M': Staying Up/The Neighbourhood
Sıcak şarabın kokusu her yanı sarıp sarmalamıştı. Lüks hoparlörlerden gelen kısık sesteki müzikse, ortamı olduğundan daha hüzünlü bir havaya sokuyordu. Işıklar kapalıydı, yakılmış mumlarsa yerlerdeki kırık ayna parçalarını ortaya çıkarıyordu. Telefon ekranı ardı ardına cevapsız çağrılarla dolmuş, zil ise aralıksız bir biçimde çalıyordu.
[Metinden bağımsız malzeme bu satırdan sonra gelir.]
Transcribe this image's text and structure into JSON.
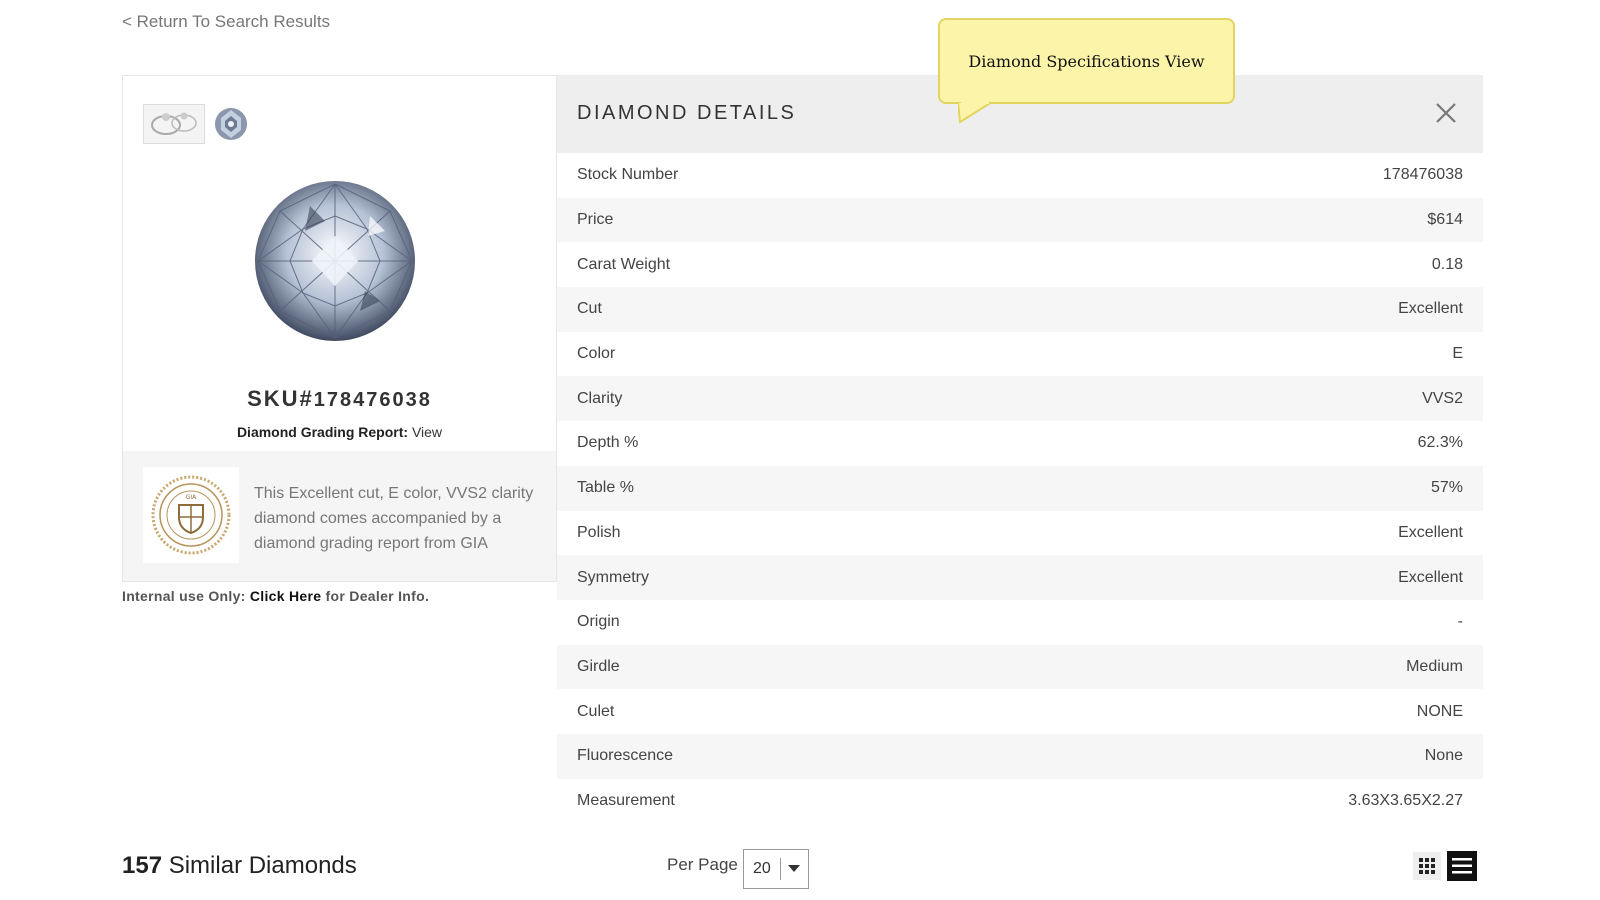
{
  "nav": {
    "back_label": "< Return To Search Results"
  },
  "product": {
    "sku_prefix": "SKU#",
    "sku_number": "178476038",
    "grading_label": "Diamond Grading Report:",
    "grading_link": "View",
    "cert_description": "This Excellent cut, E color, VVS2 clarity diamond comes accompanied by a diamond grading report from GIA",
    "seal_text": "GIA"
  },
  "internal": {
    "prefix": "Internal use Only:",
    "link": "Click Here",
    "suffix": "for Dealer Info."
  },
  "details": {
    "title": "DIAMOND DETAILS",
    "rows": [
      {
        "label": "Stock Number",
        "value": "178476038"
      },
      {
        "label": "Price",
        "value": "$614"
      },
      {
        "label": "Carat Weight",
        "value": "0.18"
      },
      {
        "label": "Cut",
        "value": "Excellent"
      },
      {
        "label": "Color",
        "value": "E"
      },
      {
        "label": "Clarity",
        "value": "VVS2"
      },
      {
        "label": "Depth %",
        "value": "62.3%"
      },
      {
        "label": "Table %",
        "value": "57%"
      },
      {
        "label": "Polish",
        "value": "Excellent"
      },
      {
        "label": "Symmetry",
        "value": "Excellent"
      },
      {
        "label": "Origin",
        "value": "-"
      },
      {
        "label": "Girdle",
        "value": "Medium"
      },
      {
        "label": "Culet",
        "value": "NONE"
      },
      {
        "label": "Fluorescence",
        "value": "None"
      },
      {
        "label": "Measurement",
        "value": "3.63X3.65X2.27"
      }
    ]
  },
  "tooltip": {
    "text": "Diamond Specifications View"
  },
  "footer": {
    "similar_count": "157",
    "similar_label": "Similar Diamonds",
    "per_page_label": "Per Page",
    "per_page_value": "20"
  },
  "icons": {
    "close": "close-icon",
    "grid_view": "grid-view-icon",
    "list_view": "list-view-icon",
    "dropdown": "chevron-down-icon"
  },
  "colors": {
    "tooltip_bg": "#fcf5a9",
    "header_bg": "#eeeeee",
    "list_view_active": "#111111"
  }
}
Odanın ortasındaki kocaman, dağılmış yatağın üzerindeki çırılçıplak kız ise uzanıyor, elinde her an düşürecekmiş gibi tuttuğu kadehi ve boş bakışları eşliğinde tavana bakıyordu. İşte o kız, bendim. En azından, ben olmalıydım.
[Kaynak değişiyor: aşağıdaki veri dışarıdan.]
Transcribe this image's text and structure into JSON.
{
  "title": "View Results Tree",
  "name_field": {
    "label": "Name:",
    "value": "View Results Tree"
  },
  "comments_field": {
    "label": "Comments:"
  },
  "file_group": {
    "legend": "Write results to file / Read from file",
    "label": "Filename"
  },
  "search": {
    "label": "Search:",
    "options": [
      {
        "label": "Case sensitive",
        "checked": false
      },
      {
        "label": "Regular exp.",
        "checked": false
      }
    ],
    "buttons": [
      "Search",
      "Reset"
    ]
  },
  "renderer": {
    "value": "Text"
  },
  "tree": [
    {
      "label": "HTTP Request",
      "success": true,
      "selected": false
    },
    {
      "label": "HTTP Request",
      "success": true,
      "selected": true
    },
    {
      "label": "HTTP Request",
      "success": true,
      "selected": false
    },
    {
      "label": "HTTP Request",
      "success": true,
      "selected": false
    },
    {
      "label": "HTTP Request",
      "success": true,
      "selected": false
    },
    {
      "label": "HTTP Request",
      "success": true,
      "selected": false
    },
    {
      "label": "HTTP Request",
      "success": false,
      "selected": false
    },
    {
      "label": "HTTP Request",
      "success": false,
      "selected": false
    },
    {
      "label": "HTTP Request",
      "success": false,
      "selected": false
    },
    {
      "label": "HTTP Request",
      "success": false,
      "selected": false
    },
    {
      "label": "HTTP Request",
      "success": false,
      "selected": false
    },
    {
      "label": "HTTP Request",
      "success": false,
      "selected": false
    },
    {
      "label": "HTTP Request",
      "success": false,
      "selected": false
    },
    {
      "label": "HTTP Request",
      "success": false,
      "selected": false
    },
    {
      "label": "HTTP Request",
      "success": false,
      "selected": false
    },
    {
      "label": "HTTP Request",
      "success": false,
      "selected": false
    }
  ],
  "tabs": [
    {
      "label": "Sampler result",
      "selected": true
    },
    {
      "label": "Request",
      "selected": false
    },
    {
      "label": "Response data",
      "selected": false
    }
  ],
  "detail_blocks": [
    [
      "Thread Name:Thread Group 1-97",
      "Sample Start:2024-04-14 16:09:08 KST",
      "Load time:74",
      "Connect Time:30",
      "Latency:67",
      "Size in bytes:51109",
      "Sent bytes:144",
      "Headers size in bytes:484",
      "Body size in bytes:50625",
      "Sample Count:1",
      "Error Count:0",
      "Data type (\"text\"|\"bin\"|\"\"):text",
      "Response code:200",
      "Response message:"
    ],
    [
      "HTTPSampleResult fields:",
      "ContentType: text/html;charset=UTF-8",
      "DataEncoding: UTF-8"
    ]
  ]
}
Zilin hala çalmaya devam etmesiyle beraber usulca uzandığım yerden kalktım ve yavaşça kapıya doğru adımlamaya başladım. Kim olduğuna bile bakmadan kapıyı açtığımda ise karşımda sinirle bana bakan Güney'le göz göze geldim. Ancak gözleri bir anlığına yüzümden aşağıya kayınca, o bakışlarının yerini endişe aldı ve üstündeki deri ceketi çıkardığı gibi bana giydirdi. Ardından da kapıyı kapattı ve gözlerini gözlerimden ayırmadan kolumdan tuttuğu gibi odama götürdü beni. Ani hareketiyle bir anlığına dengemi kaybeder gibi oldum ve elimdeki kadehi yere düşürdüm. Kadeh paramparça oldu. Umursamadım ve parçaların üzerine basarak yürümeye devam ettim. Güney bana döndü, elleri bacaklarımı buldu, bir an sonra ise kucağındaydım.
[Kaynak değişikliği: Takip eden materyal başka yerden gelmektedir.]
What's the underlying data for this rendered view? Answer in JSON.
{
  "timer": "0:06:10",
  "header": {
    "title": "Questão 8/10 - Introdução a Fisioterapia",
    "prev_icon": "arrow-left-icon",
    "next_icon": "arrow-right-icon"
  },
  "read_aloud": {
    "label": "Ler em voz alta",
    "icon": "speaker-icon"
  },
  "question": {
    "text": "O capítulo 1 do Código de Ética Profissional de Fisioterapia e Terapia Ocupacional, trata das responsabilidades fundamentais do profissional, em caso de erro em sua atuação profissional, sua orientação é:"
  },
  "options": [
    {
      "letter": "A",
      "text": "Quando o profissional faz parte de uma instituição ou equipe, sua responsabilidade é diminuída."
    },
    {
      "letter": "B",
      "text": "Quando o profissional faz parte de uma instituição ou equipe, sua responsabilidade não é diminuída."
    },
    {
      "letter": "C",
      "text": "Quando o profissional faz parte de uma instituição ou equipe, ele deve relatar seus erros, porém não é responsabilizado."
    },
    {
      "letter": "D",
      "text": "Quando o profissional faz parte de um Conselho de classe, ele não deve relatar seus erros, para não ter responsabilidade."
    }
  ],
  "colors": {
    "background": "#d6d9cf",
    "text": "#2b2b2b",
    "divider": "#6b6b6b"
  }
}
Ağzını kıpırdatıyordu, benimle konuşuyordu, farkındaydım ama bu yersiz bir çabaydı. Çünkü ben onu duymuyordum. Alttan alttan yüzüne baktım. Gözleri dolmuştu. Niye?
Hızla odama girdi ve beni dikkatlice yatağıma yatırdıktan sonra gardırobumu karıştırmaya başladı. Bulduğu haki renk bir kazağı da tuttuğu gibi hemen yanıma geldi ve ceketi çıkartıp, gözlerini bir an bile gözlerimden ayırmadan kazağı üzerime geçirdi. Daha sonra bir iç çamaşırı ve yanına uzun bir etek alıp bana doğru tuttu. Anlamadım. Anlamadığımı anladı ve izin istercesine gözlerime baktıktan sonra temas etmemeye dikkat ederek onları da giydirdi.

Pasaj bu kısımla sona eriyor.